“Jim Richard”, Art Lies

JIM RICHARD

by John Zotos, ART LIES

A suite of new, large-scale paintings by Jim Richard reveals an artist at the height of his powers of composition and technique. Richard’s work playfully confounds any attempt at art “isms”; instead, he reflects our image-saturated world through the use of pattern. In Richard’s hand, pattern identifies, outlines and inscribes space as volume without texture. His consistent concern with interior space seems to put forth space itself as confused, sometimes compressed and so often groundless or unreal that the notion of observation revels in paradox.

Plaid, 2006

Richard plays off of reality but deals in fiction. Objects of interior design such as lamps, fixtures and furniture lose their currency as parts of reality. Likewise, the paintings and sculptures in his interiors approximate modernist objects but reveal themselves as fabrications the closer one looks. For Richard, the position of the viewer provides an implied human presence within the compositions. This identifies another constant in his work: every painting lacks actual bodies, as if people get in the way of the project. Richard one-ups Alain Resnais and Robbe-Grillet, taking a larger leap toward depopulation while acknowledging a common preoccupation with mystery, environment and French Surrealism.

In Crowded Entrance, a large vertical canvas confronts each visitor, mirroring the small gallery foyer that opens into the main space. In this painting, an antique bust on a long pedestal blocks what looks like a doorway, making the passage feel off-limits. The door, like the black and white checkered floor, references grid patterns with criss-crossing lines—Mondrian comes to mind. With a white background and green and black stripes, Richard’s patterned door is revealed by a knob and frame, and flanked by a curtain on the right and the building’s own architecture to the upper left. These framing devices situate the statue in the middle of the composition and heighten the anxiety attached to space. Such an arrangement could not functionally exist in reality; consequently, the sense of confinement pressed into the statue leaves one unsettled. Richard’s handling of paint makes the surface flat, cartoonlike and somewhat surreal.

Similar spatial distortions occur in Dark Landing. A spiral staircase in the foreground situates the viewer’s vantage point—distanced observation of a drawing room crowded with objects. Richard’s concern here, far from related to actual living space, rests in the relationship between the statues, fixtures and furniture and how a psychological space emerges.

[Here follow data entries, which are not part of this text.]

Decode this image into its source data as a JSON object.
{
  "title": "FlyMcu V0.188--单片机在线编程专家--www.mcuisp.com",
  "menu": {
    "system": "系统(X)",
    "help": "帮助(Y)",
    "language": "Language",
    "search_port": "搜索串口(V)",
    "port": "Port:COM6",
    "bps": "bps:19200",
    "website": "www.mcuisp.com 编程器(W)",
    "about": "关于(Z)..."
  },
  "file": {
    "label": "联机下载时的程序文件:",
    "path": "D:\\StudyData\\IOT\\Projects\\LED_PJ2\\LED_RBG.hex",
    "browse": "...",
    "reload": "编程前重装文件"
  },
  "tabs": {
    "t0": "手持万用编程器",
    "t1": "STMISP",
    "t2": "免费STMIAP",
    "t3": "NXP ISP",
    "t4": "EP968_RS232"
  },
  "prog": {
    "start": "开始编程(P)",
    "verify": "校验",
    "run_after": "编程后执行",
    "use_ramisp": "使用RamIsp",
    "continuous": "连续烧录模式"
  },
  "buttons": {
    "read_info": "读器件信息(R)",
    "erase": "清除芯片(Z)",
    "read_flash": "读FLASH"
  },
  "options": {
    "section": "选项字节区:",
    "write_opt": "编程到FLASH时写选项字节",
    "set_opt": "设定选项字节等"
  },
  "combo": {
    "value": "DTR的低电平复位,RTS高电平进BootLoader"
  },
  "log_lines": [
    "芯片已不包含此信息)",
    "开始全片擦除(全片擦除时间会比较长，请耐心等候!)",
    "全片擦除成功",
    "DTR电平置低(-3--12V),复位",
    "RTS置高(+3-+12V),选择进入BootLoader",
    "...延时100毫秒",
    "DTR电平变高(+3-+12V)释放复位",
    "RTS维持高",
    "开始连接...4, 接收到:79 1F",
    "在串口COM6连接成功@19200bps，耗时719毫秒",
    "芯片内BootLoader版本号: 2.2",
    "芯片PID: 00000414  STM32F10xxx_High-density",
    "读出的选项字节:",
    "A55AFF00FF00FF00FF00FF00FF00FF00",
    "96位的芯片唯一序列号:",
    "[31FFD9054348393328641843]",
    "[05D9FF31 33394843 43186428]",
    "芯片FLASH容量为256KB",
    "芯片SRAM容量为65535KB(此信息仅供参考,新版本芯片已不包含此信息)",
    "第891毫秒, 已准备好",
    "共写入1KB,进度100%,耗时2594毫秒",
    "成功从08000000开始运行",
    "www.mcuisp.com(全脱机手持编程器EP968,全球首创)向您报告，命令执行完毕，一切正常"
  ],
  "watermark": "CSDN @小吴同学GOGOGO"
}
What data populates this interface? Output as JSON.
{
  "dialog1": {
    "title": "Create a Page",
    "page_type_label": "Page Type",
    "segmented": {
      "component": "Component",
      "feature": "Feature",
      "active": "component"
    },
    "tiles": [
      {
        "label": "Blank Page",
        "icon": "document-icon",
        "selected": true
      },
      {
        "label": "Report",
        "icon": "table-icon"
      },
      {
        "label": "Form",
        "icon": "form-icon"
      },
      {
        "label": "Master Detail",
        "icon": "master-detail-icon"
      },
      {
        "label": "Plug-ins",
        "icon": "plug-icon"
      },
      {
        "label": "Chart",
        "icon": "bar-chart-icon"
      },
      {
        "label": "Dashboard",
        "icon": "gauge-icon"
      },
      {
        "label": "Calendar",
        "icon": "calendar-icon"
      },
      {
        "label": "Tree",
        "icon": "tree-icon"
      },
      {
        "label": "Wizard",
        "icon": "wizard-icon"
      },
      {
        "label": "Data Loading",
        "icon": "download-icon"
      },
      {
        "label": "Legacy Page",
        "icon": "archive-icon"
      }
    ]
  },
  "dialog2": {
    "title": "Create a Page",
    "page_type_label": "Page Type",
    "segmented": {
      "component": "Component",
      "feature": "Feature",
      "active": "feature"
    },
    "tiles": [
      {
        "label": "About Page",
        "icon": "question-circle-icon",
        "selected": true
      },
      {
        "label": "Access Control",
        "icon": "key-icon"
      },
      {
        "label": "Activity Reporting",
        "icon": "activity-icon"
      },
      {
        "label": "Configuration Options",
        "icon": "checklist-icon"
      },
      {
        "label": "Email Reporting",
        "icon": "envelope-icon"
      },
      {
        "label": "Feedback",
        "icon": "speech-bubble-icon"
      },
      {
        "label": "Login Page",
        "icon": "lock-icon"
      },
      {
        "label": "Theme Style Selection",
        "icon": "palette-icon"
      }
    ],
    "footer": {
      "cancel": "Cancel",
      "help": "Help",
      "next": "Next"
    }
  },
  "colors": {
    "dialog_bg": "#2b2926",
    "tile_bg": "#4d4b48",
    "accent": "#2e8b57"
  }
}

For example, a blurry, eerie surface characterizes the mantelpiece; a lion sculpture in the background stares over his dominion. Does he remind us of Rousseau’s feline motifs? This out of focus surface repeats throughout the composition, forming a circle. Beyond the lion, it appears in a chandelier that compresses the space with a downward force. The partial view of a nude frames the right and two modern statues with pedestals stand in the center atop a table. These surfaces are positive and bright—a counter to the dark, negative spaces of the stairwell landing (hence the title). In all, Richard’s adroit handling of line unifies the images and lends a flat, pop sensibility to the canvas while the painted portions allude to shadow and reflection, keeping the viewer’s eye wandering, perhaps seeking a way through this dense panorama.

A preponderance of pattern and line dominate Wrap Around Green—a long, horizontal painting of an interior space is cropped from ceiling to middle ground, eliminating the foreground. Here, the left half of the canvas deals in volume—the three-dimensional space formed by green walls covered in a monotonous wallpaper pattern. In the middle of this enclosure rests a blue rhomboid, the only solid mass in a sea of pattern. On the right side, the space compresses into a two-dimensional world—or does it? A third dimension is faintly revealed by a table that juts into the lower right. Atop the table stands an abstract sculpture that looks much like Duchamp’s Bachelors or a Henry Moore, bringing another paradox into the equation of appearance vs. being.

Richard constantly problematizes spatial relationships, but not with a deconstructive, postmodern agenda. Rather, the images in the paintings layer and merge like the meeting of computer operations—windows, cut and paste, photomontage—leading back to associations with collage, his actual working method. Richard’s work brings into question the objective and so-called rational operations constantly at play in the material world.